CharXiv: Charting Gaps in Realistic Chart Understanding in Multimodal LLMs (2406.18521v1)

Published 26 Jun 2024 in cs.CL and cs.CV

Abstract: Chart understanding plays a pivotal role when applying Multimodal LLMs (MLLMs) to real-world tasks such as analyzing scientific papers or financial reports. However, existing datasets often focus on oversimplified and homogeneous charts with template-based questions, leading to an over-optimistic measure of progress. We demonstrate that although open-source models can appear to outperform strong proprietary models on these benchmarks, a simple stress test with slightly different charts or questions can deteriorate performance by up to 34.5%. In this work, we propose CharXiv, a comprehensive evaluation suite involving 2,323 natural, challenging, and diverse charts from arXiv papers. CharXiv includes two types of questions: 1) descriptive questions about examining basic chart elements and 2) reasoning questions that require synthesizing information across complex visual elements in the chart. To ensure quality, all charts and questions are handpicked, curated, and verified by human experts. Our results reveal a substantial, previously underestimated gap between the reasoning skills of the strongest proprietary model (i.e., GPT-4o), which achieves 47.1% accuracy, and the strongest open-source model (i.e., InternVL Chat V1.5), which achieves 29.2%. All models lag far behind human performance of 80.5%, underscoring weaknesses in the chart understanding capabilities of existing MLLMs. We hope CharXiv facilitates future research on MLLM chart understanding by providing a more realistic and faithful measure of progress. Project page and leaderboard: https://charxiv.github.io/

PDF Abstract

Evaluation of Chart Understanding Capabilities in Multimodal LLMs

The paper "ChCharting Gaps in Realistic Chart Understanding in Multimodal LLMs" presents a thorough empirical paper of the chart comprehension capabilities of Multimodal LLMs (MLLMs). The researchers introduce CharXiv, a benchmark specifically designed to address the limitations seen in earlier benchmarks that assess chart understanding through homogeneous, template-driven questions.

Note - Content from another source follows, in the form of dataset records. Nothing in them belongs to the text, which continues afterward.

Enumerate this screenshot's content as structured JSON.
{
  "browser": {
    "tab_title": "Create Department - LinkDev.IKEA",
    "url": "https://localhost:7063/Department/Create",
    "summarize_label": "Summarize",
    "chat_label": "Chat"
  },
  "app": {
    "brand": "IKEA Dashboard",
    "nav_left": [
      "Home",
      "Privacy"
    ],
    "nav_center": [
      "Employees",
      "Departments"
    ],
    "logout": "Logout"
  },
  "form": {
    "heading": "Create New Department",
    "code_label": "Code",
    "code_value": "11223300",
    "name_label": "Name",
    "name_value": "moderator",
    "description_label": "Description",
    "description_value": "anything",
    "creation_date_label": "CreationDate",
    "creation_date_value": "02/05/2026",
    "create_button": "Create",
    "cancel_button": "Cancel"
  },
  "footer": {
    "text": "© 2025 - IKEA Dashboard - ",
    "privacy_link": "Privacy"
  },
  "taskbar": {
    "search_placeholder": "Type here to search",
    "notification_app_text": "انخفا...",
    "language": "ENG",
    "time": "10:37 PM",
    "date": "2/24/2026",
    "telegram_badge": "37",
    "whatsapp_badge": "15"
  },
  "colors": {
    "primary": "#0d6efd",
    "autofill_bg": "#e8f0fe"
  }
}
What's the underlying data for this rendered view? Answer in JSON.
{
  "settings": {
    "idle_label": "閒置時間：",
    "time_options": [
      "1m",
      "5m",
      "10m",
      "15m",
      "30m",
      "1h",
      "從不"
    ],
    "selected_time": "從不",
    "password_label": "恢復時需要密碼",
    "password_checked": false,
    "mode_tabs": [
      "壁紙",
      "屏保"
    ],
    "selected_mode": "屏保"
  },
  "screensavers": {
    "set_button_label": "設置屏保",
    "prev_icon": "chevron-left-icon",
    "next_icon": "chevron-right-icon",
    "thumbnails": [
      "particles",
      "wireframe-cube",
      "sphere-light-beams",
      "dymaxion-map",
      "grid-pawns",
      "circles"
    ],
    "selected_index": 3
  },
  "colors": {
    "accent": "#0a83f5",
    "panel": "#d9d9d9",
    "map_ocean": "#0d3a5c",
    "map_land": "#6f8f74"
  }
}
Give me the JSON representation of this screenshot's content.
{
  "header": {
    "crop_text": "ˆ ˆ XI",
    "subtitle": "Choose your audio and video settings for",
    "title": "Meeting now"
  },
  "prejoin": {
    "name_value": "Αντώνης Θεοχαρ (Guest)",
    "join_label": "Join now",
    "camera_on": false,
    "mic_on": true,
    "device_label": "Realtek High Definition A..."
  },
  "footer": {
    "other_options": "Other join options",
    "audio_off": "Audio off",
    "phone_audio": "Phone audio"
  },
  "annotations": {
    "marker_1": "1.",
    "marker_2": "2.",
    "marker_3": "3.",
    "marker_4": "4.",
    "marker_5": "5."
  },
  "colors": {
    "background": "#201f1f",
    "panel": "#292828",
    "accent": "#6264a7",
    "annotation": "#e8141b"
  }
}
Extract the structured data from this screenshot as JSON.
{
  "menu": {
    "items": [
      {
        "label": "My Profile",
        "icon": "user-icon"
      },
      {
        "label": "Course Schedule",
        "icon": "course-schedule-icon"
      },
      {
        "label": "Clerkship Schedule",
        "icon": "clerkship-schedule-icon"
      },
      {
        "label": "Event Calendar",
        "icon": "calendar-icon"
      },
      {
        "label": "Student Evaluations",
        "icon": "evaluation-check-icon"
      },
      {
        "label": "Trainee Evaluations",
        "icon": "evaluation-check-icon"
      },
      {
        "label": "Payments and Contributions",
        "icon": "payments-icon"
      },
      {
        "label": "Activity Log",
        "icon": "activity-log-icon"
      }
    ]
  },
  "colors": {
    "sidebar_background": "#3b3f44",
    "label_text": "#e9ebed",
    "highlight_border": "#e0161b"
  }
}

The CharXiv benchmark comprises 2,323 real-world charts extracted from a diverse array of academic subjects published on arXiv. Each chart is paired with descriptive and reasoning questions that necessitate a nuanced understanding of complex visual elements and related numerical data, challenging existing MLLMs to demonstrate their reasoning capabilities.

Key Findings

Benchmark Design and Purpose: The CharXiv benchmark is curated with meticulous attention to test diverse chart-related understanding, utilizing questions that go beyond superficial attributes to challenge MLLMs' reasoning faculties genuinely. It aims to provide a more representative measure of multi-modal model abilities than previously available evaluation datasets like FigureQA and DVQA.
Evaluation Results: Results demonstrate marked performance discrepancies between strong proprietary models and their open-source counterparts. The proprietary GPT-4o model, although leading with a 47.1% accuracy in reasoning questions, exhibits a substantial performance gap compared to human capabilities, which stands at 80.5%. The best-performing open-source model (InternVL Chat V1.5) achieves only a 29.2% accuracy. These figures illustrate that while proprietary models display superior chart understanding, all models are significantly deficient relative to human performance.
Response Analysis: Detailed analysis reveals that the descriptive capabilities often underpin reasoning success; models with high accuracy in descriptive tasks tend to perform better in reasoning tasks. This correlation suggests that foundational understanding is key to complex reasoning in MLLMs.
Robustness to Subplot Complexity: As revealed in further analysis, the accuracy of proprietary and open-source models deteriorates significantly when processing charts with many subplots, indicating a weakness in handling compositional tasks.
Sensitivity to Simple Changes: The paper highlights marked reductions in model accuracies when subjected to changes in evaluation components, such as perturbations in question phrasing or chart elements, underscoring the limited robustness of current MLLMs.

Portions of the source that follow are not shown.